If the breach was one that negatively affected your customers, or had the potential to, then you need to be apologetic and reassuring. When people have legitimate concerns and fears that their information may have been compromised, they generally do not respond well if it seems like someone is making light of it.
It would have been very easy for LinkedIn to use Zuckerberg’s lack of common sense about his passwords to deflect criticism. However, by not going down this route, and remaining professional in their response, LinkedIn showed that they understand people’s concerns about the breach.
Target
The largest hurdle you have to face after a large data breach is also the most important regaining public trust. Probably the biggest example of this comes from Target, and the massive data breach it found itself on the receiving end of in late 2013. This breach affected anyone who shopped at Target between November 27 and December 15, 2013, up to 70 million people, and potentially compromised a wide range of personal information including credit and debit card information, as well as names, mailing and email addresses, and phone numbers.
Following this attack, Target definitely took steps to restore its credibility, including offering a year of free credit monitoring to customers affected, a more aggressive rollout of chip-enabled card technology in stores, and a one-day 10 percent storewide discount. However, in comparison to other companies that have undergone similar breaches, their response was still lacking in one major aspect a personal, human touch.
For a company that has so heavily and successfully branded itself as more personable and likable than its competition, Target’s response seemed overly corporate and lacking in the personal touch that is so key to their brand. To me, their reaction has never seemed to be on-brand. Instead, it seems cold and clinical. Instead of doing things to truly show remorse, it seemed like every step they took was in order to spin things from a PR standpoint.
Unlike Target’s response, you need to regain public trust by establishing that you are committed to making a legitimate and actionable change and improvement, without losing your personal brand or touch. Let the public know what measures you have taken to improve, and why they should feel confident in doing business with you again, all while doing everything you can to show legitimate remorse.
Unfortunately, however, these kinds of reassurances may not be enough to win back customers, which means a few things for you. Firstly, you need to accept that this process may take time, and prepare to take a long haul approach. After all, it only takes a moment to gain a negative reputation that could cost you greatly, but good PR and building trust takes time and consistency.

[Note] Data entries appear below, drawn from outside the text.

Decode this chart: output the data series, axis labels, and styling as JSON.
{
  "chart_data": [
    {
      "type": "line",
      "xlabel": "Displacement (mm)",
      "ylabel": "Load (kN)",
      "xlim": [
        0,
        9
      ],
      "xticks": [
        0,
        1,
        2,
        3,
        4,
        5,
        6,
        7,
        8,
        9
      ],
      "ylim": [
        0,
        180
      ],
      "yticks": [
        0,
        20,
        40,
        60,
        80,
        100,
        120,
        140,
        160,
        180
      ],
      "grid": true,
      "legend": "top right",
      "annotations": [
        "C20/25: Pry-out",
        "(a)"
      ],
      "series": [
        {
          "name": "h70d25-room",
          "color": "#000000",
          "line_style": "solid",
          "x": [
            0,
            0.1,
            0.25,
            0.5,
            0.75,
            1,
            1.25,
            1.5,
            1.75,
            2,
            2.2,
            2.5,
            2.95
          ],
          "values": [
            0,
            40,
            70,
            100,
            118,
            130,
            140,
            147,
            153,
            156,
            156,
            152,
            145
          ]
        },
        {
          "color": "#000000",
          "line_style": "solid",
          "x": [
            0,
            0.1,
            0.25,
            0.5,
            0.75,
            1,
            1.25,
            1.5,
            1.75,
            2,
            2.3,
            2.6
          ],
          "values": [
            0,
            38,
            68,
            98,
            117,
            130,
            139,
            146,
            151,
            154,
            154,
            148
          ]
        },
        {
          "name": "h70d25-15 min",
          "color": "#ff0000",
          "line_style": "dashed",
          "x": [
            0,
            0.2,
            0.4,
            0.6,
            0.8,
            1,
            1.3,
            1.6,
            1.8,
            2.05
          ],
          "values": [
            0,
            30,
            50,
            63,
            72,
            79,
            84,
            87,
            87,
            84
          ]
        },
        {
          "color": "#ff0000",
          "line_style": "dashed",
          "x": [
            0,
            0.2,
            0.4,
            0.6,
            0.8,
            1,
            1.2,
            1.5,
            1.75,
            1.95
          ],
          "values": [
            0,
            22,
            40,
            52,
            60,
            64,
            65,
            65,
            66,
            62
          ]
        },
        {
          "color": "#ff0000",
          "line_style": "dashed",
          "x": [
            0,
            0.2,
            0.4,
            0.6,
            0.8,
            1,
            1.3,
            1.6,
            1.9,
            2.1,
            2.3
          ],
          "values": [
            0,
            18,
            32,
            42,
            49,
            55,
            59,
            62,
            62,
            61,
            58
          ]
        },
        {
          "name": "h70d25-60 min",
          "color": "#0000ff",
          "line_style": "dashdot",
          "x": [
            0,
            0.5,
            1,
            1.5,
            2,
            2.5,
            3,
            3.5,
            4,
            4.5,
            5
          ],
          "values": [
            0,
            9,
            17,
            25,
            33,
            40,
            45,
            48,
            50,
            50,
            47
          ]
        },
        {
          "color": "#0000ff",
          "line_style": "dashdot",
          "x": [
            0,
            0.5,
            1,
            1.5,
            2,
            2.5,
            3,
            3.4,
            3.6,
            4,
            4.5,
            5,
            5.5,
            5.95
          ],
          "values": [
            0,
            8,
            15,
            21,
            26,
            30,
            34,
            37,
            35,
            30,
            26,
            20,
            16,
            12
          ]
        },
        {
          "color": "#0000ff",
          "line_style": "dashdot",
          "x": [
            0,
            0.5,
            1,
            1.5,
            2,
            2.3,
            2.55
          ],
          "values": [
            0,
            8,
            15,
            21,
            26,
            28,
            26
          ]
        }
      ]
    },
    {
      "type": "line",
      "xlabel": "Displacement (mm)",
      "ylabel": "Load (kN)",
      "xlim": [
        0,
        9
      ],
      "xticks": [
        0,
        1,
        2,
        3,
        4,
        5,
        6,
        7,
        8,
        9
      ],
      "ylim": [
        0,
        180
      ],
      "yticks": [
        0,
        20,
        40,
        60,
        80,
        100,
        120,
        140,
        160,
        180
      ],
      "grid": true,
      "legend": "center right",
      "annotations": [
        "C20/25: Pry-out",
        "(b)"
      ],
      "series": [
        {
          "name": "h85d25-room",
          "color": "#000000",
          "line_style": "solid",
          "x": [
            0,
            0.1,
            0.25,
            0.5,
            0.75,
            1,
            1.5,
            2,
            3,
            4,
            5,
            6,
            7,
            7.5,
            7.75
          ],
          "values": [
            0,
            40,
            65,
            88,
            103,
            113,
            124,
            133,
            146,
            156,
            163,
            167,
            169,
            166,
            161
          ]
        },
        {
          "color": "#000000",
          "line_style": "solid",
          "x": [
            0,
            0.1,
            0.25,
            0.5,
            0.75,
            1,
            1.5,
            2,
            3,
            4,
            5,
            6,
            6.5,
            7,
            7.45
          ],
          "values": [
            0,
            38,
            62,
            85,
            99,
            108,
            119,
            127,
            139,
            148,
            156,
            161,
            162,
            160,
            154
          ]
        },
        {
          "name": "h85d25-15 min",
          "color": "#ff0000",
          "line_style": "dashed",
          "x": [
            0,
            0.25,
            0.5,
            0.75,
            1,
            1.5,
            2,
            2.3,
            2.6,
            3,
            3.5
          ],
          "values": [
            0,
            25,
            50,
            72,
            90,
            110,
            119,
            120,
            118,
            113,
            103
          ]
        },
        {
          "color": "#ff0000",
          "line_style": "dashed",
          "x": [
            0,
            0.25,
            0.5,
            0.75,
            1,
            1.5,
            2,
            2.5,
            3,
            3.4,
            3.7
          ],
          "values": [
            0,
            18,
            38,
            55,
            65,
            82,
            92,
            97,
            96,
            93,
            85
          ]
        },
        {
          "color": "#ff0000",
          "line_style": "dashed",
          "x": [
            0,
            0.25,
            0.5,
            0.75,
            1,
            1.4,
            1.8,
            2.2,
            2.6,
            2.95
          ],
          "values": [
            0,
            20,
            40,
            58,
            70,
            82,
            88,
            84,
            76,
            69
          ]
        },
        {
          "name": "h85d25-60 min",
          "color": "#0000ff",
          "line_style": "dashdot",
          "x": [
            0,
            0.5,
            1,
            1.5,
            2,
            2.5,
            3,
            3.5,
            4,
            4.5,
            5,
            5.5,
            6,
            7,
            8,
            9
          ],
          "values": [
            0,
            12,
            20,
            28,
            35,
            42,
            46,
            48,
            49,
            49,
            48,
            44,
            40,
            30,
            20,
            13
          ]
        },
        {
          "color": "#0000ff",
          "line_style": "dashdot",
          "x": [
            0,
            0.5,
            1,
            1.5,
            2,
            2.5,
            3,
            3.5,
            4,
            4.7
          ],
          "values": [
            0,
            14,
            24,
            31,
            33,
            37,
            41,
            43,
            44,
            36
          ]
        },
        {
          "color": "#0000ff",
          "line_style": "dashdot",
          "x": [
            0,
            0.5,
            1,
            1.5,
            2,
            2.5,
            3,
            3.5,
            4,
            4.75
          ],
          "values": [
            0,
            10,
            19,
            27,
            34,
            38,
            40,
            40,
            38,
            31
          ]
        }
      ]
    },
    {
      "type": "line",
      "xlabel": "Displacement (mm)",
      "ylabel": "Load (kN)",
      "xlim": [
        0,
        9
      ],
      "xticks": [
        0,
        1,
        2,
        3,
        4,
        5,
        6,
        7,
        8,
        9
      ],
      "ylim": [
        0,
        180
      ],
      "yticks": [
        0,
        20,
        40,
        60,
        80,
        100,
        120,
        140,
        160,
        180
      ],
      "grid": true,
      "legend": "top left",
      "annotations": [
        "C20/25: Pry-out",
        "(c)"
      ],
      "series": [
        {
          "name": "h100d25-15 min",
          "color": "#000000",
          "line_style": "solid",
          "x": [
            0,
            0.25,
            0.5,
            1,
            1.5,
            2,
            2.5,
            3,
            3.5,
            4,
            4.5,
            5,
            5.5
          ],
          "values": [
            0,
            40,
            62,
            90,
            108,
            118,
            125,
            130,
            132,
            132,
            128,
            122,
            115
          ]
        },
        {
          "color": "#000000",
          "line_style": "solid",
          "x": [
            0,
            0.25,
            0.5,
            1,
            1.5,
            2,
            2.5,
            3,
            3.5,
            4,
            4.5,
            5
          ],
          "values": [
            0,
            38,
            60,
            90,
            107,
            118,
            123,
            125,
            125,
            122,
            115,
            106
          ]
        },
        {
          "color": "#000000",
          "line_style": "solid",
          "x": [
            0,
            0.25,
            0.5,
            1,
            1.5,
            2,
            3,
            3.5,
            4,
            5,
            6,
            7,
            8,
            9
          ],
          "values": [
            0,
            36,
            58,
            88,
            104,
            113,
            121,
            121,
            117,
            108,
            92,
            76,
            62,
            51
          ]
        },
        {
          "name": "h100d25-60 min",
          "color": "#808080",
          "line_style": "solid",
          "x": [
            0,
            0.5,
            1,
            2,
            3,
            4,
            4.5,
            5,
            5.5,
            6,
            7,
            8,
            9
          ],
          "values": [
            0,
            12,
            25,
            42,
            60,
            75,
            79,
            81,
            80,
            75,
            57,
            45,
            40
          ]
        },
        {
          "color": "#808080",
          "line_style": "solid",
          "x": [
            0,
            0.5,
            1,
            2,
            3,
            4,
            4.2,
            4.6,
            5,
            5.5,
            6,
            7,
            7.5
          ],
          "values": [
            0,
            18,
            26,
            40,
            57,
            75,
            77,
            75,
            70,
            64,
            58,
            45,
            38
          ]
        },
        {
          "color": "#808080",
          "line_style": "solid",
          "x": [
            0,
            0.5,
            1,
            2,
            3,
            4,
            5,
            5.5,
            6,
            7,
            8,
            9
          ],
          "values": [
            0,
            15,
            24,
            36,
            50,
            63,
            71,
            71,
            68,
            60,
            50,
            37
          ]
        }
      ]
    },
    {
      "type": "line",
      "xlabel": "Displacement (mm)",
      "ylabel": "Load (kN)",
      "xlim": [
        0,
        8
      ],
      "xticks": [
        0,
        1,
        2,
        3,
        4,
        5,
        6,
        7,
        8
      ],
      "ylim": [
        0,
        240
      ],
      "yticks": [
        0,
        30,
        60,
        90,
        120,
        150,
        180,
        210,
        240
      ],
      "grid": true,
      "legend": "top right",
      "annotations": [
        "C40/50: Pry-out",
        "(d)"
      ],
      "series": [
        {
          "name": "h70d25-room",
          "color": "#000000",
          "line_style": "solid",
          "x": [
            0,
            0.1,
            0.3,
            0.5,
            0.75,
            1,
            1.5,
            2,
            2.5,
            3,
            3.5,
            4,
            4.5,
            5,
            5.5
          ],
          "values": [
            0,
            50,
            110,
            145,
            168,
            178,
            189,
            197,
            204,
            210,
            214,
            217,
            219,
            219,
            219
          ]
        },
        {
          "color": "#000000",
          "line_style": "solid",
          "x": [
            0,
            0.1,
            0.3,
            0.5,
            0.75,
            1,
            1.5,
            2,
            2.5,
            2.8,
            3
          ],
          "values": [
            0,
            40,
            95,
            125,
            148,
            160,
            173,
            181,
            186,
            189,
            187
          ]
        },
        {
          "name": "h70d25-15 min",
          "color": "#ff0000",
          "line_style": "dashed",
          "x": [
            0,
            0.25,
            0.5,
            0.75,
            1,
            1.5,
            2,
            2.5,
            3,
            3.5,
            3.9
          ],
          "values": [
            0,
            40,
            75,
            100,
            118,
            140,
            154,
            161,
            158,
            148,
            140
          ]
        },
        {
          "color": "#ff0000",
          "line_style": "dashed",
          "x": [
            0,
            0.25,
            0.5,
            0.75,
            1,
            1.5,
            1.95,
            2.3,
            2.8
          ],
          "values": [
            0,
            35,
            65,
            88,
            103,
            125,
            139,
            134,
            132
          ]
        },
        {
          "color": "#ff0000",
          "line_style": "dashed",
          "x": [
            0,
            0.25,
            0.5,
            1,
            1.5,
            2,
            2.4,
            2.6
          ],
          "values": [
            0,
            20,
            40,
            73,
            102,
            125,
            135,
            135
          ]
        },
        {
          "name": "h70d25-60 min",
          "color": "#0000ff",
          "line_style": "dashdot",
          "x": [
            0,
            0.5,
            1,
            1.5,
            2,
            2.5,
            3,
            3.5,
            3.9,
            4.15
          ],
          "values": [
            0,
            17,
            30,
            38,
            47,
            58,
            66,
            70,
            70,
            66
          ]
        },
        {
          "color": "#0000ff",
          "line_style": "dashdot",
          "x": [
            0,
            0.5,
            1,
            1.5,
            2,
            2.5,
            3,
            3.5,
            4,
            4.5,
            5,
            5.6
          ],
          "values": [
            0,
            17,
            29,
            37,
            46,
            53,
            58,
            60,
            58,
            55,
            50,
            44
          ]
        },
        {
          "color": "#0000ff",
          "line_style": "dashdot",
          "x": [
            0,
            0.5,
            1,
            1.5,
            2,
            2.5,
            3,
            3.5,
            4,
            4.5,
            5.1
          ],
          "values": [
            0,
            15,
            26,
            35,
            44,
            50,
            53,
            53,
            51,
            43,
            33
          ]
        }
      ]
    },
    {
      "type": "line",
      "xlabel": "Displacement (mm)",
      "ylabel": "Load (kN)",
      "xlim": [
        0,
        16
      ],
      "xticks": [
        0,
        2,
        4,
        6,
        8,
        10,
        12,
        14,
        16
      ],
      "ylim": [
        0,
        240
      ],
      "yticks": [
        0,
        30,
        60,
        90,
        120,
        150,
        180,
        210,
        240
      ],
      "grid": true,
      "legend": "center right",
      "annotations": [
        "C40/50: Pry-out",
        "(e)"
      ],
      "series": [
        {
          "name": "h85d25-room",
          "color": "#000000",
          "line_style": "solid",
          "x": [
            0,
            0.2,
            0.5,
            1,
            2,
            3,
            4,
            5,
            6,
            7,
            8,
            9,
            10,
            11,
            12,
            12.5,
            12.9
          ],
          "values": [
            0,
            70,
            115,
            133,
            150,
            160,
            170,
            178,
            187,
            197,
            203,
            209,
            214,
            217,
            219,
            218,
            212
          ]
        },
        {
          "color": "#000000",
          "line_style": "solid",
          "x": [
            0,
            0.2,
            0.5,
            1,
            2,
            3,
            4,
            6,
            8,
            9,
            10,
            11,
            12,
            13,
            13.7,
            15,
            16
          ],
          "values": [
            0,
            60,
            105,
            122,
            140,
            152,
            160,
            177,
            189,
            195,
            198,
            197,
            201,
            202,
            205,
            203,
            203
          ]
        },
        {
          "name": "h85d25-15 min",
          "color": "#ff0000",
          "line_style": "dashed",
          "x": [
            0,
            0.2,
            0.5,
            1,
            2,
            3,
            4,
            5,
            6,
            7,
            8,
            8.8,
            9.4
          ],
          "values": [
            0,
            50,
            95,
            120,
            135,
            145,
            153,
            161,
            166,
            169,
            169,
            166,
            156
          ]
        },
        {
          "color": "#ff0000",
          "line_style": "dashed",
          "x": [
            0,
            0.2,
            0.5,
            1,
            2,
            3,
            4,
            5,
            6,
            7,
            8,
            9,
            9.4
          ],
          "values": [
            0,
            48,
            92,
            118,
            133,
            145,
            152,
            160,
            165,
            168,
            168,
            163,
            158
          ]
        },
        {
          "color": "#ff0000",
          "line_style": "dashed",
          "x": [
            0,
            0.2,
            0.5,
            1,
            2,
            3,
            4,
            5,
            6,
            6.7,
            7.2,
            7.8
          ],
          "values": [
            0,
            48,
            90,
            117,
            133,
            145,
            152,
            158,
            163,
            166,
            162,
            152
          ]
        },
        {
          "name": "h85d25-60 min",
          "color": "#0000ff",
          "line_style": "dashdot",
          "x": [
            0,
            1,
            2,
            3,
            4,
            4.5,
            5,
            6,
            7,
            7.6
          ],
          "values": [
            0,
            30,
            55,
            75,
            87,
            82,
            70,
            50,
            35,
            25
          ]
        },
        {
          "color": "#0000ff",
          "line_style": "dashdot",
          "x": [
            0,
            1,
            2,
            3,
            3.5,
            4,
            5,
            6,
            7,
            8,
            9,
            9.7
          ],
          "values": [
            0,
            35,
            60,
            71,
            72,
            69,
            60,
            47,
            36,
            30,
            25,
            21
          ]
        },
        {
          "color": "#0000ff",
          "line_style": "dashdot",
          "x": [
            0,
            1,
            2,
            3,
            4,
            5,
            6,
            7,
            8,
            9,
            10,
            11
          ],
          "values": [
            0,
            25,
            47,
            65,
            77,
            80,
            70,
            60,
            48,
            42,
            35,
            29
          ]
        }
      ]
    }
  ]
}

Related Article: Two-Factor Authentication Makes Data Breach Protection Better Than Ever
Outside of trust, you also need to find ways to earn the business of your customers back, as well. With the wealth of options available to consumers because of the internet, being trustworthy is not always enough, you also need to be competitive. This can’t simply be a one-time sale, or coupon, either. This may bring in customers in the short term, but they are also likely to see it as a weak distraction, which reflects even more poorly on you. Instead, consider implementing something like a rewards or loyalty program that will have more lasting benefits.